The Wind's Secret
There was once a young witch who was terribly lonely. She lived in a cottage by the sea, and did her best to make friends with the gulls and the tide pools and the wind. And while she listened close, and was occasionally blessed with a few of their secrets, it was not the same as having another body near to whom one could simply chatter.
She had made the decision a few years before to steep herself in isolation. There was something about the ideal of a witch who lives in a remote fashion that appealed to her sense of prestige—for in all the lore that she had ever read, the most powerful of witches lived alone.
At first, she felt the strength in her decision, and was proud to have made her choice. But then she began to suffer from lack of company—though she made her peace by thinking that she had made a great sacrifice for her art.

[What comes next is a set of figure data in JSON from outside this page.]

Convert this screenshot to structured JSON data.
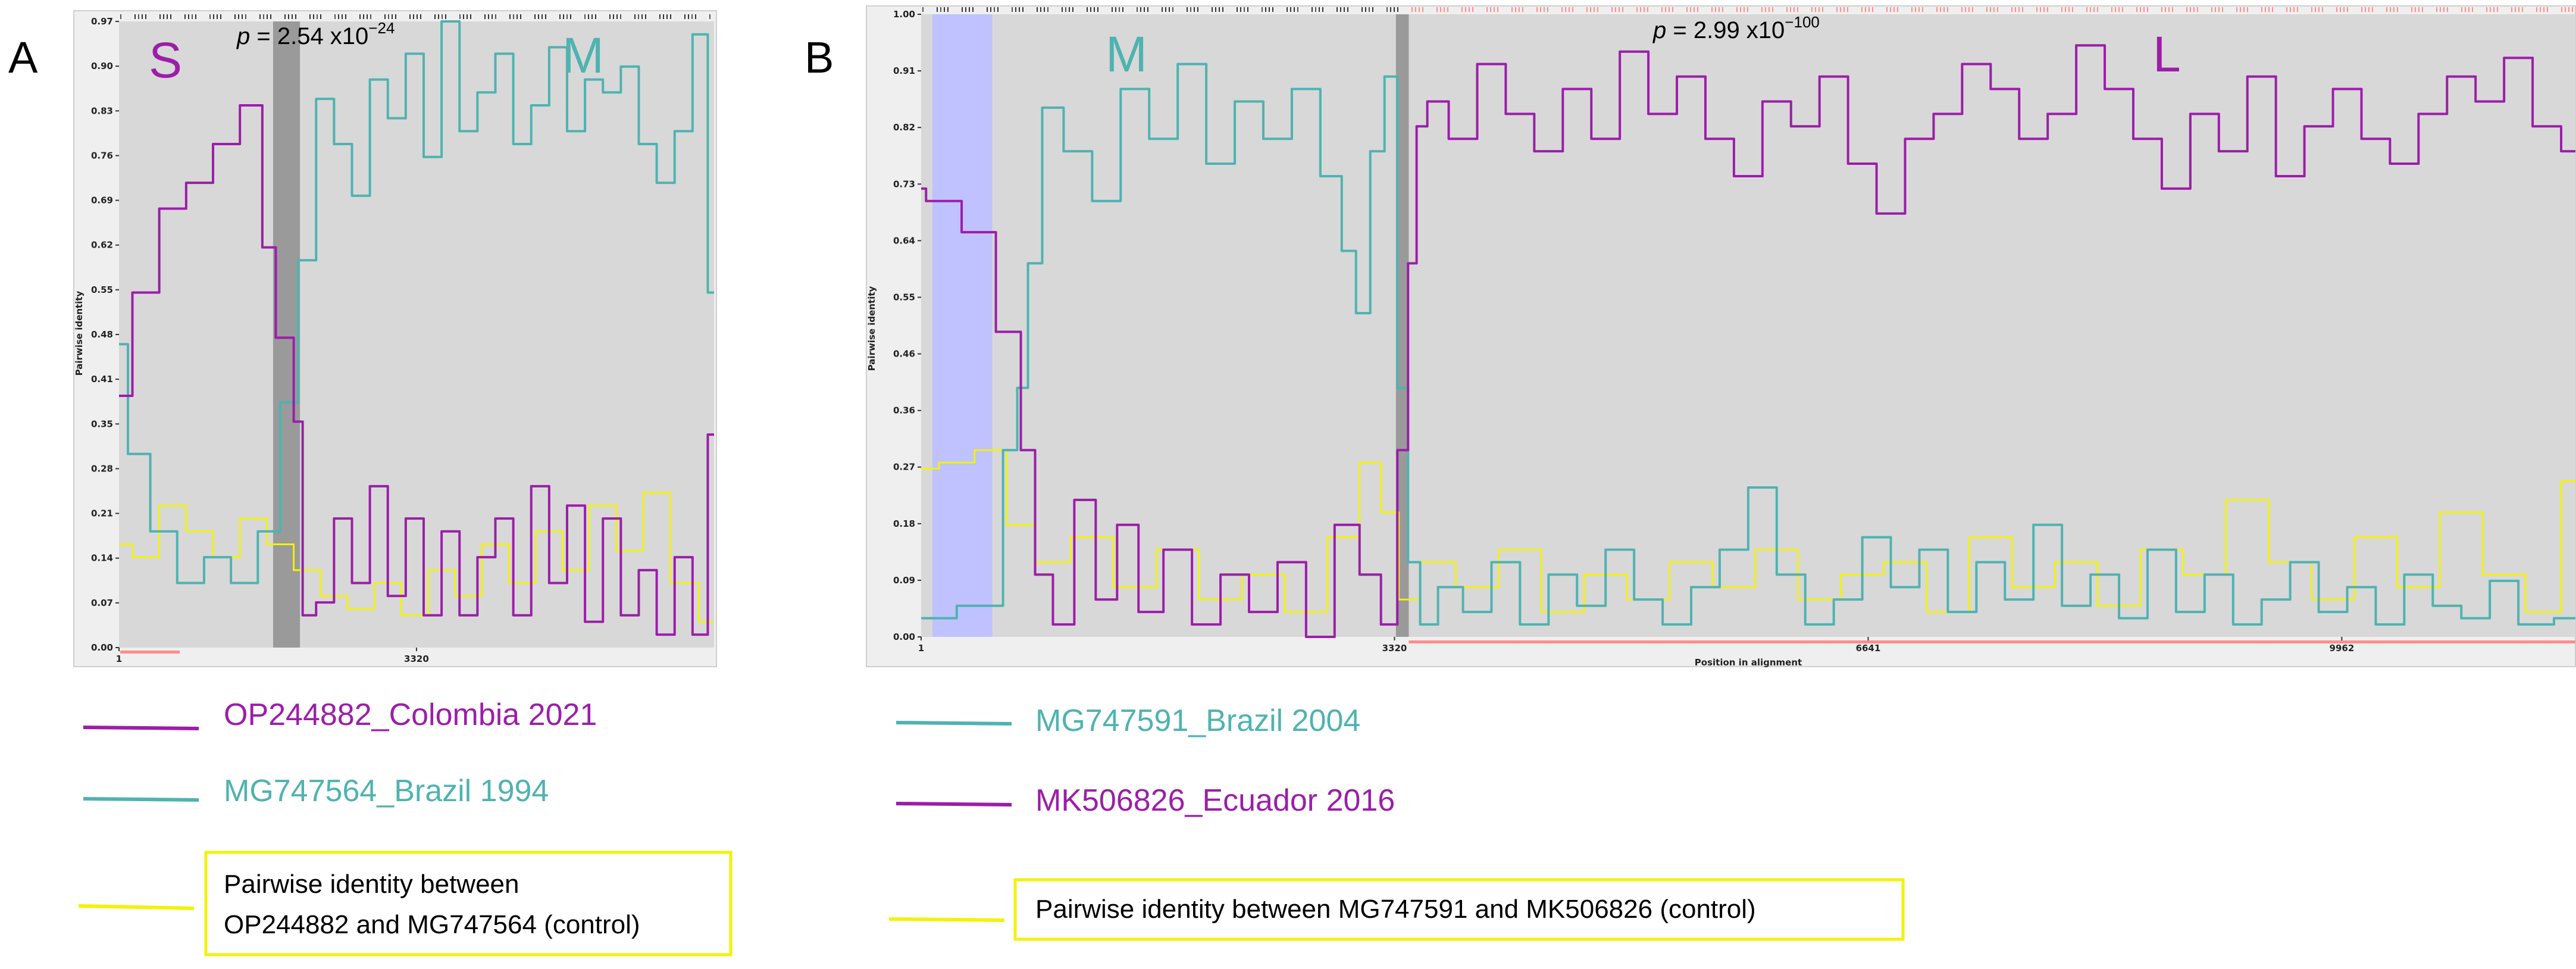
{
  "colors": {
    "magenta": "#9b1ea8",
    "teal": "#4fb3b0",
    "yellow": "#f2f20a",
    "plot_bg": "#d8d8d8",
    "frame_bg": "#efefef",
    "breakpoint": "#8f8f8f",
    "blue_band": "#bfc2ff",
    "pink": "#ff8c8c"
  },
  "panel_a": {
    "letter": "A",
    "region_left": "S",
    "region_right": "M",
    "p_prefix": "p",
    "p_value": " = 2.54 x10",
    "p_exponent": "−24",
    "ylabel": "Pairwise identity",
    "legend": {
      "series1": "OP244882_Colombia 2021",
      "series2": "MG747564_Brazil 1994",
      "control_line1": "Pairwise identity between",
      "control_line2": "OP244882 and MG747564 (control)"
    }
  },
  "panel_b": {
    "letter": "B",
    "region_left": "M",
    "region_right": "L",
    "p_prefix": "p",
    "p_value": " = 2.99 x10",
    "p_exponent": "−100",
    "ylabel": "Pairwise identity",
    "xlabel": "Position in alignment",
    "legend": {
      "series1": "MG747591_Brazil 2004",
      "series2": "MK506826_Ecuador 2016",
      "control_line1": "Pairwise identity between MG747591 and MK506826 (control)"
    }
  },
  "chart_data": [
    {
      "type": "line",
      "panel": "A",
      "ylabel": "Pairwise identity",
      "xlabel": "",
      "xlim": [
        1,
        6640
      ],
      "ylim": [
        0.0,
        0.97
      ],
      "y_ticks": [
        "0.97",
        "0.90",
        "0.83",
        "0.76",
        "0.69",
        "0.62",
        "0.55",
        "0.48",
        "0.41",
        "0.35",
        "0.28",
        "0.21",
        "0.14",
        "0.07",
        "0.00"
      ],
      "x_ticks": [
        {
          "value": 1,
          "label": "1"
        },
        {
          "value": 3320,
          "label": "3320"
        }
      ],
      "breakpoint": [
        1720,
        2020
      ],
      "series": [
        {
          "name": "OP244882_Colombia 2021",
          "color": "magenta",
          "x": [
            1,
            300,
            600,
            900,
            1200,
            1500,
            1700,
            1800,
            1900,
            2000,
            2100,
            2300,
            2500,
            2700,
            2900,
            3100,
            3300,
            3500,
            3700,
            3900,
            4100,
            4300,
            4500,
            4700,
            4900,
            5100,
            5300,
            5500,
            5700,
            5900,
            6100,
            6300,
            6500,
            6640
          ],
          "y": [
            0.39,
            0.55,
            0.68,
            0.72,
            0.78,
            0.84,
            0.62,
            0.48,
            0.48,
            0.35,
            0.05,
            0.07,
            0.2,
            0.1,
            0.25,
            0.08,
            0.2,
            0.05,
            0.18,
            0.05,
            0.14,
            0.2,
            0.05,
            0.25,
            0.1,
            0.22,
            0.04,
            0.2,
            0.05,
            0.12,
            0.02,
            0.14,
            0.02,
            0.33
          ]
        },
        {
          "name": "MG747564_Brazil 1994",
          "color": "teal",
          "x": [
            1,
            200,
            500,
            800,
            1100,
            1400,
            1700,
            1900,
            2100,
            2300,
            2500,
            2700,
            2900,
            3100,
            3300,
            3500,
            3700,
            3900,
            4100,
            4300,
            4500,
            4700,
            4900,
            5100,
            5300,
            5500,
            5700,
            5900,
            6100,
            6300,
            6500,
            6640
          ],
          "y": [
            0.47,
            0.3,
            0.18,
            0.1,
            0.14,
            0.1,
            0.18,
            0.38,
            0.6,
            0.85,
            0.78,
            0.7,
            0.88,
            0.82,
            0.92,
            0.76,
            0.97,
            0.8,
            0.86,
            0.92,
            0.78,
            0.84,
            0.93,
            0.8,
            0.88,
            0.86,
            0.9,
            0.78,
            0.72,
            0.8,
            0.95,
            0.55
          ]
        },
        {
          "name": "",
          "color": "yellow",
          "x": [
            1,
            300,
            600,
            900,
            1200,
            1500,
            1800,
            2100,
            2400,
            2700,
            3000,
            3300,
            3600,
            3900,
            4200,
            4500,
            4800,
            5100,
            5400,
            5700,
            6000,
            6300,
            6640
          ],
          "y": [
            0.16,
            0.14,
            0.22,
            0.18,
            0.14,
            0.2,
            0.16,
            0.12,
            0.08,
            0.06,
            0.1,
            0.05,
            0.12,
            0.08,
            0.16,
            0.1,
            0.18,
            0.12,
            0.22,
            0.15,
            0.24,
            0.1,
            0.04
          ]
        }
      ]
    },
    {
      "type": "line",
      "panel": "B",
      "ylabel": "Pairwise identity",
      "xlabel": "Position in alignment",
      "xlim": [
        1,
        11600
      ],
      "ylim": [
        0.0,
        1.0
      ],
      "y_ticks": [
        "1.00",
        "0.91",
        "0.82",
        "0.73",
        "0.64",
        "0.55",
        "0.46",
        "0.36",
        "0.27",
        "0.18",
        "0.09",
        "0.00"
      ],
      "x_ticks": [
        {
          "value": 1,
          "label": "1"
        },
        {
          "value": 3320,
          "label": "3320"
        },
        {
          "value": 6641,
          "label": "6641"
        },
        {
          "value": 9962,
          "label": "9962"
        }
      ],
      "blue_band": [
        80,
        500
      ],
      "breakpoint": [
        3330,
        3420
      ],
      "series": [
        {
          "name": "MG747591_Brazil 2004",
          "color": "teal",
          "x": [
            1,
            500,
            650,
            700,
            800,
            900,
            1100,
            1300,
            1500,
            1700,
            1900,
            2100,
            2300,
            2500,
            2700,
            2900,
            3000,
            3100,
            3200,
            3300,
            3380,
            3450,
            3550,
            3700,
            3900,
            4100,
            4300,
            4500,
            4700,
            4900,
            5100,
            5300,
            5500,
            5700,
            5900,
            6100,
            6300,
            6500,
            6700,
            6900,
            7100,
            7300,
            7500,
            7700,
            7900,
            8100,
            8300,
            8500,
            8700,
            8900,
            9100,
            9300,
            9500,
            9700,
            9900,
            10100,
            10300,
            10500,
            10700,
            10900,
            11100,
            11300,
            11600
          ],
          "y": [
            0.03,
            0.05,
            0.3,
            0.4,
            0.6,
            0.85,
            0.78,
            0.7,
            0.88,
            0.8,
            0.92,
            0.76,
            0.86,
            0.8,
            0.88,
            0.74,
            0.62,
            0.52,
            0.78,
            0.9,
            0.4,
            0.12,
            0.02,
            0.08,
            0.04,
            0.12,
            0.02,
            0.1,
            0.05,
            0.14,
            0.06,
            0.02,
            0.08,
            0.14,
            0.24,
            0.1,
            0.02,
            0.06,
            0.16,
            0.08,
            0.14,
            0.04,
            0.12,
            0.06,
            0.18,
            0.05,
            0.1,
            0.03,
            0.14,
            0.04,
            0.1,
            0.02,
            0.06,
            0.12,
            0.04,
            0.08,
            0.02,
            0.1,
            0.05,
            0.03,
            0.09,
            0.02,
            0.03
          ]
        },
        {
          "name": "MK506826_Ecuador 2016",
          "color": "magenta",
          "x": [
            1,
            70,
            500,
            550,
            650,
            750,
            850,
            1000,
            1150,
            1300,
            1450,
            1600,
            1800,
            2000,
            2200,
            2400,
            2600,
            2800,
            3000,
            3150,
            3300,
            3380,
            3450,
            3500,
            3600,
            3800,
            4000,
            4200,
            4400,
            4600,
            4800,
            5000,
            5200,
            5400,
            5600,
            5800,
            6000,
            6200,
            6400,
            6600,
            6800,
            7000,
            7200,
            7400,
            7600,
            7800,
            8000,
            8200,
            8400,
            8600,
            8800,
            9000,
            9200,
            9400,
            9600,
            9800,
            10000,
            10200,
            10400,
            10600,
            10800,
            11000,
            11200,
            11400,
            11600
          ],
          "y": [
            0.72,
            0.7,
            0.65,
            0.49,
            0.49,
            0.3,
            0.1,
            0.02,
            0.22,
            0.06,
            0.18,
            0.04,
            0.14,
            0.02,
            0.1,
            0.04,
            0.12,
            0.0,
            0.18,
            0.1,
            0.02,
            0.3,
            0.6,
            0.82,
            0.86,
            0.8,
            0.92,
            0.84,
            0.78,
            0.88,
            0.8,
            0.94,
            0.84,
            0.9,
            0.8,
            0.74,
            0.86,
            0.82,
            0.9,
            0.76,
            0.68,
            0.8,
            0.84,
            0.92,
            0.88,
            0.8,
            0.84,
            0.95,
            0.88,
            0.8,
            0.72,
            0.84,
            0.78,
            0.9,
            0.74,
            0.82,
            0.88,
            0.8,
            0.76,
            0.84,
            0.9,
            0.86,
            0.93,
            0.82,
            0.78
          ]
        },
        {
          "name": "",
          "color": "yellow",
          "x": [
            1,
            250,
            500,
            700,
            900,
            1200,
            1500,
            1800,
            2100,
            2400,
            2700,
            3000,
            3150,
            3300,
            3400,
            3600,
            3900,
            4200,
            4500,
            4800,
            5100,
            5400,
            5700,
            6000,
            6300,
            6600,
            6900,
            7200,
            7500,
            7800,
            8100,
            8400,
            8700,
            9000,
            9300,
            9600,
            9900,
            10200,
            10500,
            10800,
            11100,
            11400,
            11600
          ],
          "y": [
            0.27,
            0.28,
            0.3,
            0.18,
            0.12,
            0.16,
            0.08,
            0.14,
            0.06,
            0.1,
            0.04,
            0.16,
            0.28,
            0.2,
            0.06,
            0.12,
            0.08,
            0.14,
            0.04,
            0.1,
            0.06,
            0.12,
            0.08,
            0.14,
            0.06,
            0.1,
            0.12,
            0.04,
            0.16,
            0.08,
            0.12,
            0.05,
            0.14,
            0.1,
            0.22,
            0.12,
            0.06,
            0.16,
            0.08,
            0.2,
            0.1,
            0.04,
            0.25
          ]
        }
      ]
    }
  ]
}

But it did not take much longer than a year before she felt nothing more complex than sorrow.
It was on a day when she had spent sometime with the tide pools and sitting amongst the gulls, that the wind chose to speak. It shared a secret, long hidden in the depths of its ocean bluster, for it blew apart a hedge of sea vine from a rock face that revealed a door.
The young witch was full of daunting courage, and so she opened the door, only to find that it led to the merry cottage of an old forest witch with whom the young one struck up a delightful friendship.
And everyday thereafter, the young witch smiled gratefully upon the wind for having shared its secret.